Simple stems are semantically non-motivated and do
not constitute a pattern on analogy with which new stems may be modeled.
Simple stems are generally
monomorphic and phonetically identical with the root morpheme. The derivational
structure of stems does not always coincide with the result of morphemic
analysis. Comparison proves that not all morphemes relevant at the morphemic
level are relevant at the derivational level of analysis. It follows that bound
morphemes and all types of pseudo- morphemes are irrelevant to the derivational
structure of stems as they do not meet requirements of double opposition and
derivative interrelations. So the stem of such words as retain, receive,
horrible, pocket, motion, etc. should be regarded as simple, non- motivated
stems.
Derived stems are built on stems of various structures
though which they are motivated, i.e. derived stems are understood on the
basis of the derivative relations between their IC’s and the correlated stems.

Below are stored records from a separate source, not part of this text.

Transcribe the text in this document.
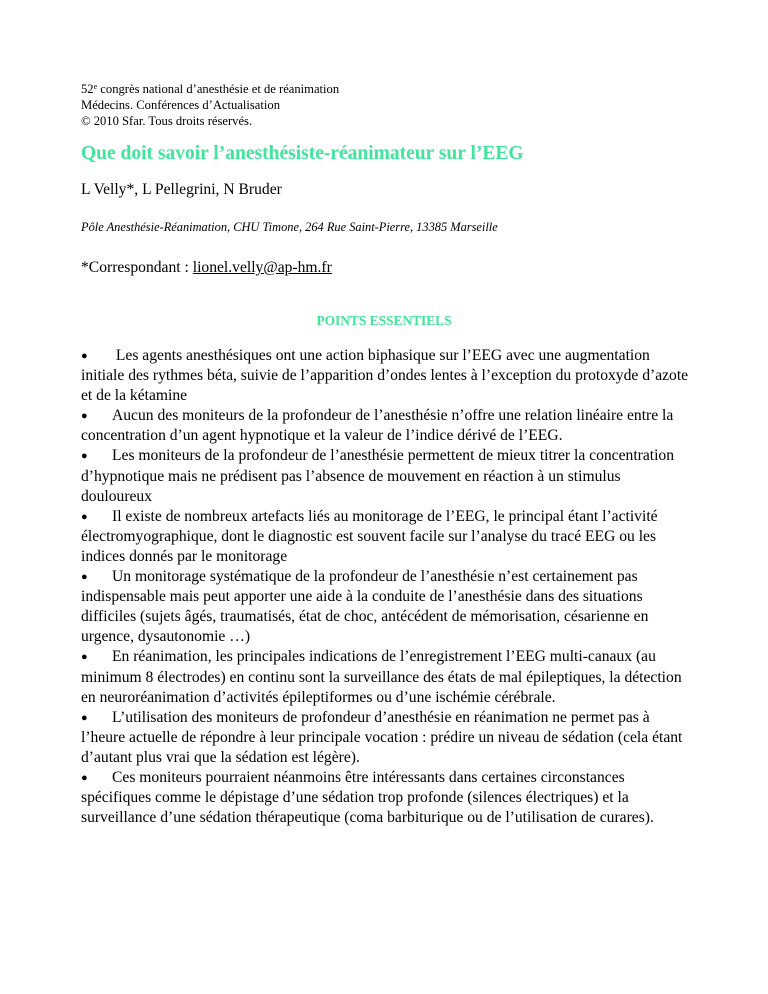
52e congrès national d’anesthésie et de réanimation
Médecins. Conférences d’Actualisation
© 2010 Sfar. Tous droits réservés.
Que doit savoir l’anesthésiste-réanimateur sur l’EEG
L Velly*, L Pellegrini, N Bruder
Pôle Anesthésie-Réanimation, CHU Timone, 264 Rue Saint-Pierre, 13385 Marseille
*Correspondant : lionel.velly@ap-hm.fr
POINTS ESSENTIELS
● Les agents anesthésiques ont une action biphasique sur l’EEG avec une augmentation initiale des rythmes béta, suivie de l’apparition d’ondes lentes à l’exception du protoxyde d’azote et de la kétamine
● Aucun des moniteurs de la profondeur de l’anesthésie n’offre une relation linéaire entre la concentration d’un agent hypnotique et la valeur de l’indice dérivé de l’EEG.
● Les moniteurs de la profondeur de l’anesthésie permettent de mieux titrer la concentration d’hypnotique mais ne prédisent pas l’absence de mouvement en réaction à un stimulus douloureux
● Il existe de nombreux artefacts liés au monitorage de l’EEG, le principal étant l’activité électromyographique, dont le diagnostic est souvent facile sur l’analyse du tracé EEG ou les indices donnés par le monitorage
● Un monitorage systématique de la profondeur de l’anesthésie n’est certainement pas indispensable mais peut apporter une aide à la conduite de l’anesthésie dans des situations difficiles (sujets âgés, traumatisés, état de choc, antécédent de mémorisation, césarienne en urgence, dysautonomie …)
● En réanimation, les principales indications de l’enregistrement l’EEG multi-canaux (au minimum 8 électrodes) en continu sont la surveillance des états de mal épileptiques, la détection en neuroréanimation d’activités épileptiformes ou d’une ischémie cérébrale.
● L’utilisation des moniteurs de profondeur d’anesthésie en réanimation ne permet pas à l’heure actuelle de répondre à leur principale vocation : prédire un niveau de sédation (cela étant d’autant plus vrai que la sédation est légère).
● Ces moniteurs pourraient néanmoins être intéressants dans certaines circonstances spécifiques comme le dépistage d’une sédation trop profonde (silences électriques) et la surveillance d’une sédation thérapeutique (coma barbiturique ou de l’utilisation de curares).
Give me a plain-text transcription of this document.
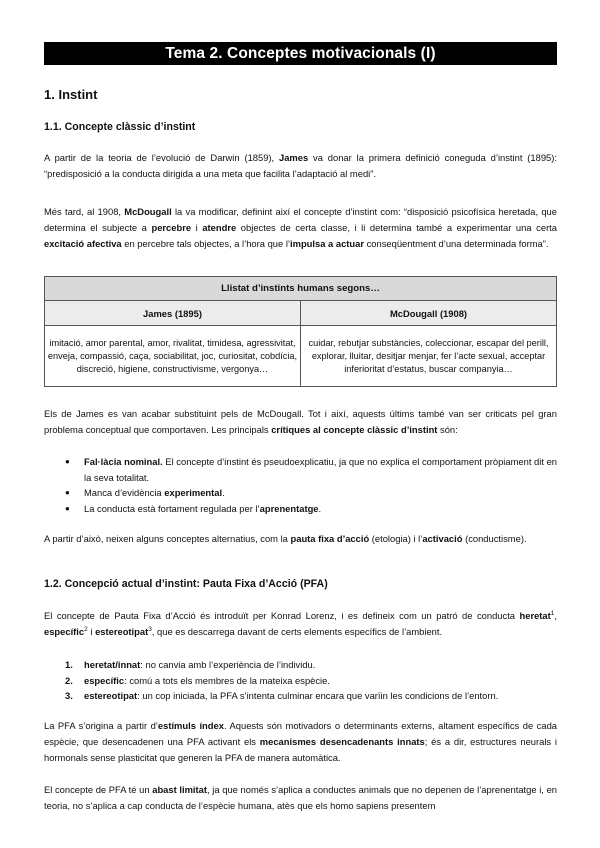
Tema 2. Conceptes motivacionals (I)
1. Instint
1.1. Concepte clàssic d’instint

A partir de la teoria de l’evolució de Darwin (1859), James va donar la primera definició coneguda d’instint (1895): “predisposició a la conducta dirigida a una meta que facilita l’adaptació al medi”.

Més tard, al 1908, McDougall la va modificar, definint així el concepte d’instint com: “disposició psicofísica heretada, que determina el subjecte a percebre i atendre objectes de certa classe, i li determina també a experimentar una certa excitació afectiva en percebre tals objectes, a l’hora que l’impulsa a actuar conseqüentment d’una determinada forma”.

Llistat d’instints humans segons…	
James (1895)	McDougall (1908)
imitació, amor parental, amor, rivalitat, timidesa, agressivitat, enveja, compassió, caça, sociabilitat, joc, curiositat, cobdícia, discreció, higiene, constructivisme, vergonya…	cuidar, rebutjar substàncies, coleccionar, escapar del perill, explorar, lluitar, desitjar menjar, fer l’acte sexual, acceptar inferioritat d’estatus, buscar companyia…

Els de James es van acabar substituint pels de McDougall. Tot i així, aquests últims també van ser criticats pel gran problema conceptual que comportaven. Les principals crítiques al concepte clàssic d’instint són:

● Fal·làcia nominal. El concepte d’instint és pseudoexplicatiu, ja que no explica el comportament pròpiament dit en la seva totalitat.
● Manca d’evidència experimental.
● La conducta està fortament regulada per l’aprenentatge.

A partir d’això, neixen alguns conceptes alternatius, com la pauta fixa d’acció (etologia) i l’activació (conductisme).

1.2. Concepció actual d’instint: Pauta Fixa d’Acció (PFA)

El concepte de Pauta Fixa d’Acció és introduït per Konrad Lorenz, i es defineix com un patró de conducta heretat$^1$, específic$^2$ i estereotipat$^3$, que es descarrega davant de certs elements específics de l’ambient.

1. heretat/innat: no canvia amb l’experiència de l’individu.
2. específic: comú a tots els membres de la mateixa espècie.
3. estereotipat: un cop iniciada, la PFA s’intenta culminar encara que varïin les condicions de l’entorn.

La PFA s’origina a partir d’estímuls índex. Aquests són motivadors o determinants externs, altament específics de cada espècie, que desencadenen una PFA activant els mecanismes desencadenants innats; és a dir, estructures neurals i hormonals sense plasticitat que generen la PFA de manera automàtica.

El concepte de PFA té un abast limitat, ja que només s’aplica a conductes animals que no depenen de l’aprenentatge i, en teoria, no s’aplica a cap conducta de l’espècie humana, atès que els homo sapiens presentem
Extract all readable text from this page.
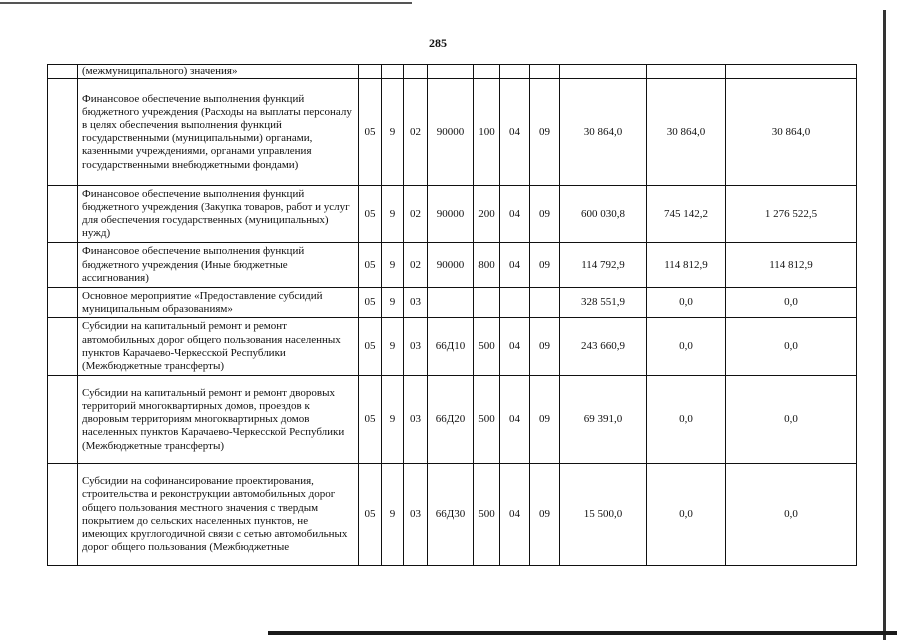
285
	(межмуниципального) значения»										
	Финансовое обеспечение выполнения функций бюджетного учреждения (Расходы на выплаты персоналу в целях обеспечения выполнения функций государственными (муниципальными) органами, казенными учреждениями, органами управления государственными внебюджетными фондами)	05	9	02	90000	100	04	09	30 864,0	30 864,0	30 864,0
	Финансовое обеспечение выполнения функций бюджетного учреждения (Закупка товаров, работ и услуг для обеспечения государственных (муниципальных) нужд)	05	9	02	90000	200	04	09	600 030,8	745 142,2	1 276 522,5
	Финансовое обеспечение выполнения функций бюджетного учреждения (Иные бюджетные ассигнования)	05	9	02	90000	800	04	09	114 792,9	114 812,9	114 812,9
	Основное мероприятие «Предоставление субсидий муниципальным образованиям»	05	9	03					328 551,9	0,0	0,0
	Субсидии на капитальный ремонт и ремонт автомобильных дорог общего пользования населенных пунктов Карачаево-Черкесской Республики (Межбюджетные трансферты)	05	9	03	66Д10	500	04	09	243 660,9	0,0	0,0
	Субсидии на капитальный ремонт и ремонт дворовых территорий многоквартирных домов, проездов к дворовым территориям многоквартирных домов населенных пунктов Карачаево-Черкесской Республики (Межбюджетные трансферты)	05	9	03	66Д20	500	04	09	69 391,0	0,0	0,0
	Субсидии на софинансирование проектирования, строительства и реконструкции автомобильных дорог общего пользования местного значения с твердым покрытием до сельских населенных пунктов, не имеющих круглогодичной связи с сетью автомобильных дорог общего пользования (Межбюджетные	05	9	03	66Д30	500	04	09	15 500,0	0,0	0,0
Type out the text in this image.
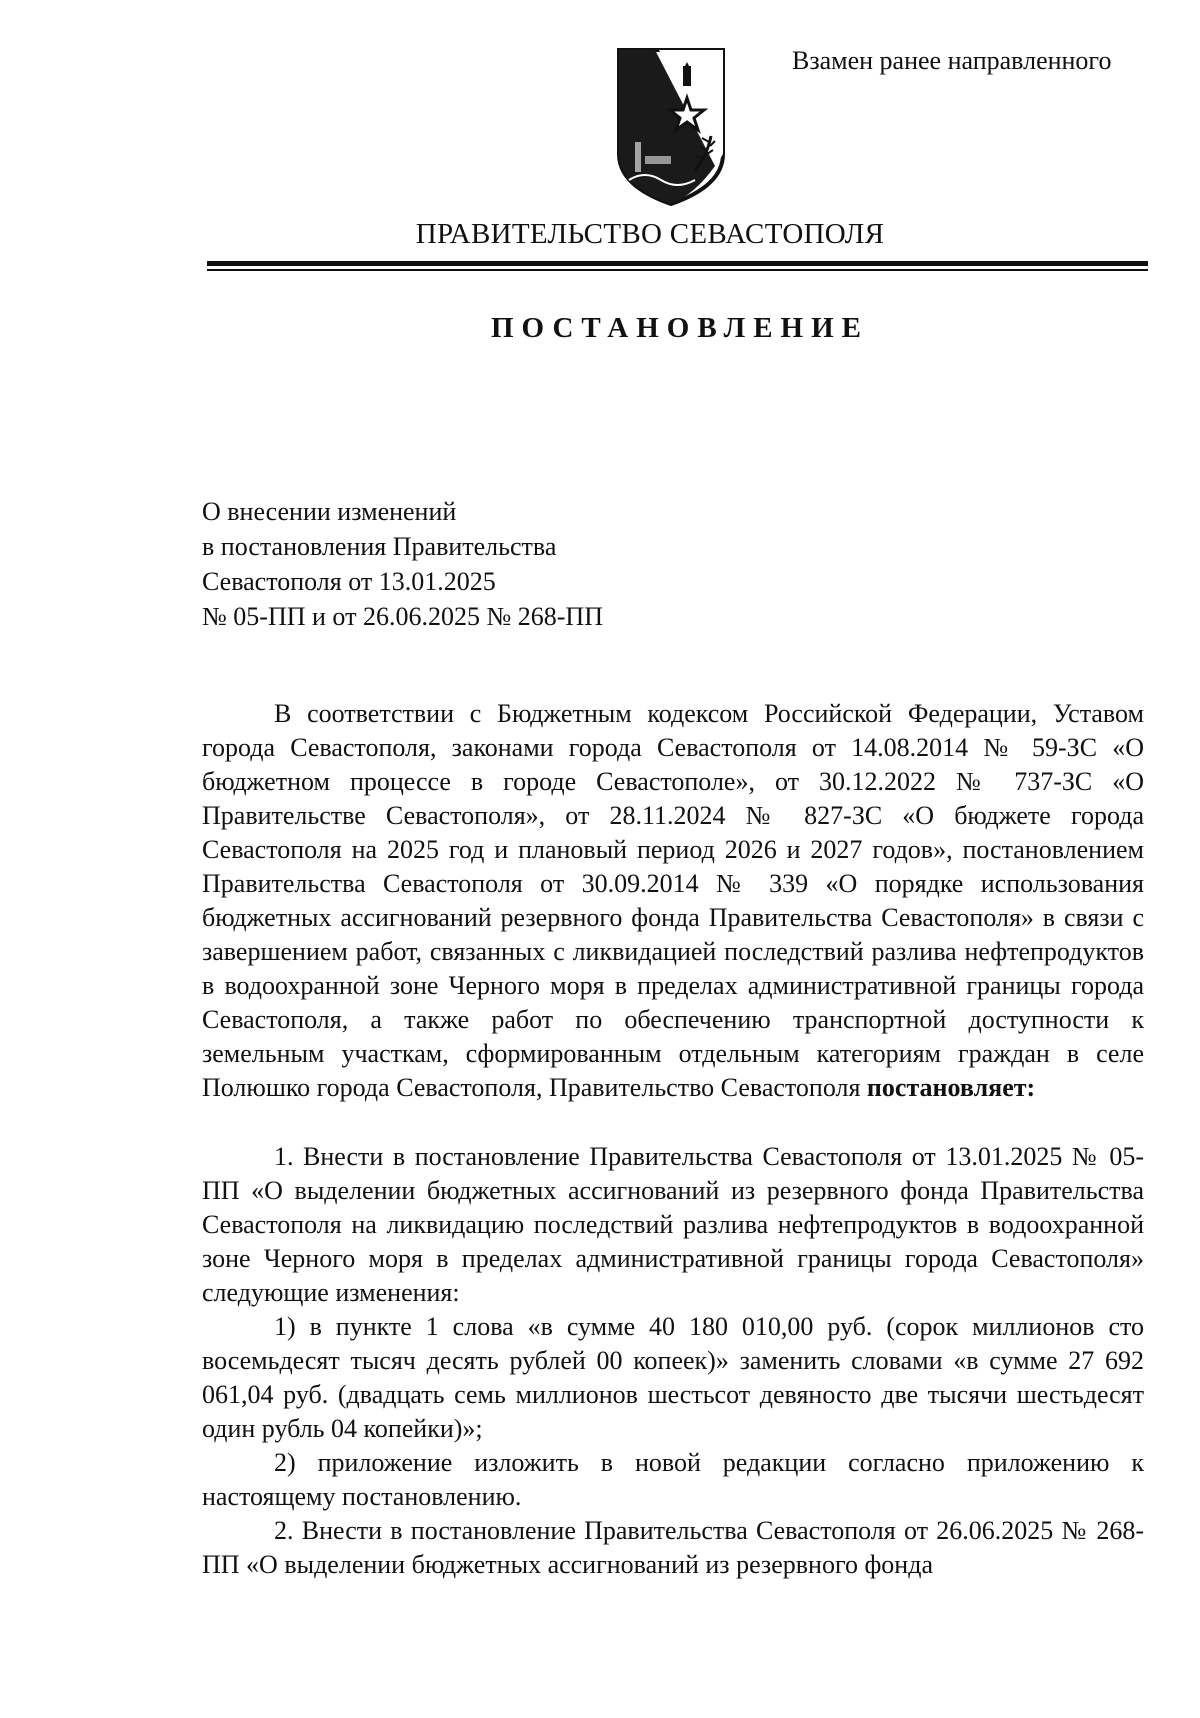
Взамен ранее направленного
ПРАВИТЕЛЬСТВО СЕВАСТОПОЛЯ
ПОСТАНОВЛЕНИЕ
О внесении изменений
в постановления Правительства
Севастополя от 13.01.2025
№ 05-ПП и от 26.06.2025 № 268-ПП

В соответствии с Бюджетным кодексом Российской Федерации, Уставом города Севастополя, законами города Севастополя от 14.08.2014 № 59-ЗС «О бюджетном процессе в городе Севастополе», от 30.12.2022 № 737-ЗС «О Правительстве Севастополя», от 28.11.2024 № 827-ЗС «О бюджете города Севастополя на 2025 год и плановый период 2026 и 2027 годов», постановлением Правительства Севастополя от 30.09.2014 № 339 «О порядке использования бюджетных ассигнований резервного фонда Правительства Севастополя» в связи с завершением работ, связанных с ликвидацией последствий разлива нефтепродуктов в водоохранной зоне Черного моря в пределах административной границы города Севастополя, а также работ по обеспечению транспортной доступности к земельным участкам, сформированным отдельным категориям граждан в селе Полюшко города Севастополя, Правительство Севастополя постановляет:

1. Внести в постановление Правительства Севастополя от 13.01.2025 № 05-ПП «О выделении бюджетных ассигнований из резервного фонда Правительства Севастополя на ликвидацию последствий разлива нефтепродуктов в водоохранной зоне Черного моря в пределах административной границы города Севастополя» следующие изменения:

1) в пункте 1 слова «в сумме 40 180 010,00 руб. (сорок миллионов сто восемьдесят тысяч десять рублей 00 копеек)» заменить словами «в сумме 27 692 061,04 руб. (двадцать семь миллионов шестьсот девяносто две тысячи шестьдесят один рубль 04 копейки)»;

2) приложение изложить в новой редакции согласно приложению к настоящему постановлению.

2. Внести в постановление Правительства Севастополя от 26.06.2025 № 268-ПП «О выделении бюджетных ассигнований из резервного фонда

The derived stems are mostly polymorphic in which case the segmentation results
only in one IC that is itself a stem, the other IC being necessarily a
derivational affix.
Derived stems are not
necessarily polymorphic.
Compound stems are made up of two IC’s, both of
which are themselves stems, for example match-box, driving-suit, pen-holder,
etc. It is built by joining of two stems, one of which is simple, the other
derived.
In more complex cases the
result of the analysis at the two levels sometimes seems even to contracted one
another.
The derivational types
of words are
classified according to the structure of their stems into simple, derived
and compound words.
Derived words are those composed of one
root- morpheme and one or more derivational morpheme.
Compound words contain at least two root-
morphemes, the number of derivational morphemes being insignificant.
Derivational compound is a word formed by a simultaneous
process of composition and derivational.
Compound words proper are formed by joining
together stems of word already available in the language.